Дедушка Семен старается быть равнодушным, не выдает пока своих чувств и только, когда мешок пустеет, не выдерживает.
— Это и все? — уныло спрашивает он.
— А какого тебе еще рожна? — удивляется Тимофей. — И так кормят вас тут, как на убой.
— Да я не об етом. Чего же она, старая калоша, для сугрева-то, от простуды ничего не передала?
— Во-он ты об чем, — медлит Тимофей, куражится над дедушкой и уж потом заносит из сеней закутанную в шубные лохмотья лагушку с брагой.
За ужином о чем бы ни заходил разговор, а все равно сводился к войне. Худые были новости: того-то забрали на фронт, на того-то «похоронка» пришла… С хлебушком плохо стало — теперь одна надежда на картошку. В газетах пишут: лютует немец — не только взрослых, а и стариков, детей малых не щадит.
— Значит, под корень решил извести русский народ, — вздыхает дедушка Семен. — Вот ведь зверем каким оказался. А ить подумать — такие же люди. Помню, в ту германскую, стоял наш полк в Польше, на берегу какой-то речушки. По эту сторону — мы, по ту — оне. И как, значит, у них там офицеры отлучатся куда — глядишь, солдатня к берегу крадется. Без винтовок. «Рус! — кричат. — Цигарки надо?» Заматывают в тряпку эти свои цигарки, для тяжести камень туда кладут — и швыряют по гладкому льду в нашу сторону. Ну и мы в долгу, понятное дело, не остаемся — знаем уж, чего немцу надо. Хлебца завернем и таким же манером врагам своим отправляем. Те радешеньки. «Спасибо, брудер!» — кричат. Брат, значит, по-ихнему… Да-а. Вот тебе и брудер…
— И ведь сколько народов от этого фашиста страдает, — рокочет могучим басом дед Тимофей. — Договорились бы, да сообча, гуртом и своротили бы ему, Гитлеру, шею-то… Ведь даже звери меж собою мирятся, когда общая беда придет.

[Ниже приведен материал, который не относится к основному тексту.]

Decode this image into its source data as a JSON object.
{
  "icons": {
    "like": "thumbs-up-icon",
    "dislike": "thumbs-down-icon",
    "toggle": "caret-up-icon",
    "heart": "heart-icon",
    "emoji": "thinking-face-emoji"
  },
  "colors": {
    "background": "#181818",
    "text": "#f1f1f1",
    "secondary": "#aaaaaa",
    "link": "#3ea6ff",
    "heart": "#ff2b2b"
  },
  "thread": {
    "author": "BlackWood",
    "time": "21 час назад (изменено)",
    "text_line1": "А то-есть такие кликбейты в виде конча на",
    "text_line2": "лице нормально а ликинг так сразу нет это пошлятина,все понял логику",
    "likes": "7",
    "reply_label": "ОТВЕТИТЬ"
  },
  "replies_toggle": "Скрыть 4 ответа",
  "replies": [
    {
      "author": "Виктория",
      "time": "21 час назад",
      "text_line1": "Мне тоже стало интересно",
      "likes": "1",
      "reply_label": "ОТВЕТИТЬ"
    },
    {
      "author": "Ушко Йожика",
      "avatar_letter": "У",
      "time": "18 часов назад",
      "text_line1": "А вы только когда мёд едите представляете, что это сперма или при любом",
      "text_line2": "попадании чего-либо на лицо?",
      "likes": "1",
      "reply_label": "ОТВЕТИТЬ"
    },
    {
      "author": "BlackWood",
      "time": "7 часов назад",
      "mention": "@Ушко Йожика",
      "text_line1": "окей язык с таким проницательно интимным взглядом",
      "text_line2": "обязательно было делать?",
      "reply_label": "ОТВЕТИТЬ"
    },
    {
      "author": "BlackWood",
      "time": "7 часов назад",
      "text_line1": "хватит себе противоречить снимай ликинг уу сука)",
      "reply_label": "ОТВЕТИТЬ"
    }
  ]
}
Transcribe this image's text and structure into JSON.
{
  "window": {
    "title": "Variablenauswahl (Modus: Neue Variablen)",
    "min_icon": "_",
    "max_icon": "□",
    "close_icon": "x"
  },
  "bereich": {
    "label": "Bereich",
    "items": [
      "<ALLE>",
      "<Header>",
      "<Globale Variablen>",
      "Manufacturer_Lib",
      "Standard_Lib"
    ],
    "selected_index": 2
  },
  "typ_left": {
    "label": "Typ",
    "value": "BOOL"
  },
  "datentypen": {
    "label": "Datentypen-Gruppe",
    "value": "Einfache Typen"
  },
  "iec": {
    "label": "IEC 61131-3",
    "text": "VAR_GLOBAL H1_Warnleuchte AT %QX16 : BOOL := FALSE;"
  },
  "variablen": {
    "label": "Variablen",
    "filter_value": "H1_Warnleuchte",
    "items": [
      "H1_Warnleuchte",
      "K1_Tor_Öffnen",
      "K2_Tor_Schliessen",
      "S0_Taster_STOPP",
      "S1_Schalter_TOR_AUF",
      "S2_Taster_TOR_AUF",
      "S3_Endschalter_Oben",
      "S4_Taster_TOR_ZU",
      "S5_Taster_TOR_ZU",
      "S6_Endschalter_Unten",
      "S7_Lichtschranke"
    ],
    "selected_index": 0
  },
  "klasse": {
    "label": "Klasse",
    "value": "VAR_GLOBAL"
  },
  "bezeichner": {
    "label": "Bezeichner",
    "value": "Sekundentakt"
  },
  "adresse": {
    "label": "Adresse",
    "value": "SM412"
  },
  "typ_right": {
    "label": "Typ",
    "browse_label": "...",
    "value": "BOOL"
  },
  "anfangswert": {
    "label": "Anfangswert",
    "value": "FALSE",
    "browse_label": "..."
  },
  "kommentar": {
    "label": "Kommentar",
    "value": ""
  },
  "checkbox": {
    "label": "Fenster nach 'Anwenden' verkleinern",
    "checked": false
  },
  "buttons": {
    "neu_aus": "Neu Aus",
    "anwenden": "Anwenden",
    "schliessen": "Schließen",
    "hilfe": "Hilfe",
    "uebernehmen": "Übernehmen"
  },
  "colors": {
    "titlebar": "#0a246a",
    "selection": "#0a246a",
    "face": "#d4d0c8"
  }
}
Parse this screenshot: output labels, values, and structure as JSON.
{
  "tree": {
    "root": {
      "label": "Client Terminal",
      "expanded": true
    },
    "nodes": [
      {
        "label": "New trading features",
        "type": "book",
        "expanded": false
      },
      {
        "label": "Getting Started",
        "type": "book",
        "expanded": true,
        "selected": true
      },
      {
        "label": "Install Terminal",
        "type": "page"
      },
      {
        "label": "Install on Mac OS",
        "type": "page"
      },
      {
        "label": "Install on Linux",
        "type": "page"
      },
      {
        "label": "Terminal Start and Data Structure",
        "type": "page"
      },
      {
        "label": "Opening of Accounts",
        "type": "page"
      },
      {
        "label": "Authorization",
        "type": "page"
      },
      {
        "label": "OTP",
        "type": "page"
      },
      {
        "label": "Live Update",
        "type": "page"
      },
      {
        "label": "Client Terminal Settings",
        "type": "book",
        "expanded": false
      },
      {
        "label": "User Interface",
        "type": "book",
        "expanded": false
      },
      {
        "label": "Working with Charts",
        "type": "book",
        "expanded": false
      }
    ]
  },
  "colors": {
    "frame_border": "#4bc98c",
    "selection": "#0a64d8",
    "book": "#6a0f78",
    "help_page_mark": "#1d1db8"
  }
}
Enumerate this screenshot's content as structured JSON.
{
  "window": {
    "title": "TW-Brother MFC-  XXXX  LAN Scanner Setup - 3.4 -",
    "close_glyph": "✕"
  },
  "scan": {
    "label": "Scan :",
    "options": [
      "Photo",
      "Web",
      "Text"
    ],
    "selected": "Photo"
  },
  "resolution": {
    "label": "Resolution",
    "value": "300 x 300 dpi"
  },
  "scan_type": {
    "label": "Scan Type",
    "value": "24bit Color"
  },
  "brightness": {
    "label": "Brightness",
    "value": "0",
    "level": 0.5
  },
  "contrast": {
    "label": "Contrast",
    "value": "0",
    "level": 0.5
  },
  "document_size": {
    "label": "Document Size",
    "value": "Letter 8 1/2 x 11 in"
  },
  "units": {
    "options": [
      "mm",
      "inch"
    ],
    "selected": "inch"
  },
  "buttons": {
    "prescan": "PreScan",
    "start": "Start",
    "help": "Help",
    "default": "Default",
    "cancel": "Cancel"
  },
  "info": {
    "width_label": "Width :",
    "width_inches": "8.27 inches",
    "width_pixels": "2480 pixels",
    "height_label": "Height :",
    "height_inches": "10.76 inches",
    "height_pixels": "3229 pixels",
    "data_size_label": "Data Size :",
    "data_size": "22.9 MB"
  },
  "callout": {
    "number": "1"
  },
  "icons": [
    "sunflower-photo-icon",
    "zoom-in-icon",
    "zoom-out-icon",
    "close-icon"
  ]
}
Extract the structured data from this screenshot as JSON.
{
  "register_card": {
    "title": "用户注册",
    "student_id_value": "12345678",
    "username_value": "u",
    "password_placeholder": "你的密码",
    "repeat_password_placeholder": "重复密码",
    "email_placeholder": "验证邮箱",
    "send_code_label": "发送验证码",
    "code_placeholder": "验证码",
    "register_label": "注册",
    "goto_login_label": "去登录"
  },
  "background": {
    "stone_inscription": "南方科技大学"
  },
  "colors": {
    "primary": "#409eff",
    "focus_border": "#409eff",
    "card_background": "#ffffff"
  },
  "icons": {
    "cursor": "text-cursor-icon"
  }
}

В тридцать шестом году дело было. Робил я в ту пору на севере лесорубом. А лето сухое выдалось, ни единого дождичка бог не послал… Ну, тайга возьми да и загорись. А это страшная штука, когда тайга горит. Сушь кругом, полымя налом налит, дым глаза выедает за сотню верст от пожара. Солнышка и ясным днем не видно, а с неба черный пепел заместо дождя сыплется.
Разморенные теплом женщины стали задремывать. Разговор помаленьку иссяк. Тогда дедушка принес с улицы большую вязанку пахучего сена, разостлал по полу. Стали укладываться спать.
5
Однажды ночью я проснулся от тихого стука в окно. Растолкал дедушку. Он матюкнулся спросонья, пошел отпирать дверь. В сенцах кто-то с ним поздоровался. Голос писклявый, женский.
— Есть в избушке чужие? — спросил этот голос.
— Никого. С мальчонкой живу, унучиком.
Вошли в избу. Дедушка выкрутил в лампе фитиль, и я увидел маленькую толстую бабу, закутанную по самые глаза в белый от инея платок. Она как-то воровато огляделась по сторонам, потопталась у порога и стала снимать заплечный мешок, развязывать платок. Под платком оказалась заячья шапка, а под ней — круглая лысая голова с маленькими, похожими на пельмени, ушами.
— Под бабу работаешь? — усмехнулся дедушка.
— Всяко приходится, сват, — пропищал этот странный человек, и только теперь я узнал в нем нашего свата Петру и не на шутку перепугался.
— Поди, и сиськи приладил? — не унимался дедушка.
Петра недобро покосился на него, но ответил мягко, со вздохом:
— А и не ласков же ты, сватушка.
— Вишь, и ласки захотел — чем не баба.
Сват Петра только крякнул, стаскивая полушубок, под которым была стеганая фуфайка, а там уже — теплый ватный пиджак, меховая жилетка, толстый овечий свитер, несколько байковых и ситцевых рубах разных расцветок.
Гость, не торопясь, снимал одну одежку за другой, пока не остался в одной исподней рубашке, лопавшейся от грязи.
— Вырядился — будто кочан капусты, — снова не удержался дедушка.
— Холодно нынче. Воробьи вон замерзают на лету. — Он подошел к печурке, облапил ее короткими руками, навалился широкой, как сундук, грудью — того и гляди на бок своротит. Жалобно попросил:
— Погреться чего не найдешь? Нутро все дрожит — промерзло.
— Между протчим, не единожды замечал: когда мужик греется — всегда руки за спину закладывает и задом к печке встает… А баба — передом, — как бы сам про себя заметил дедушка. Он достал из-под нар лагушку, налил в ковшик пенистой браги. Не обнес и себя — плеснул в кружку.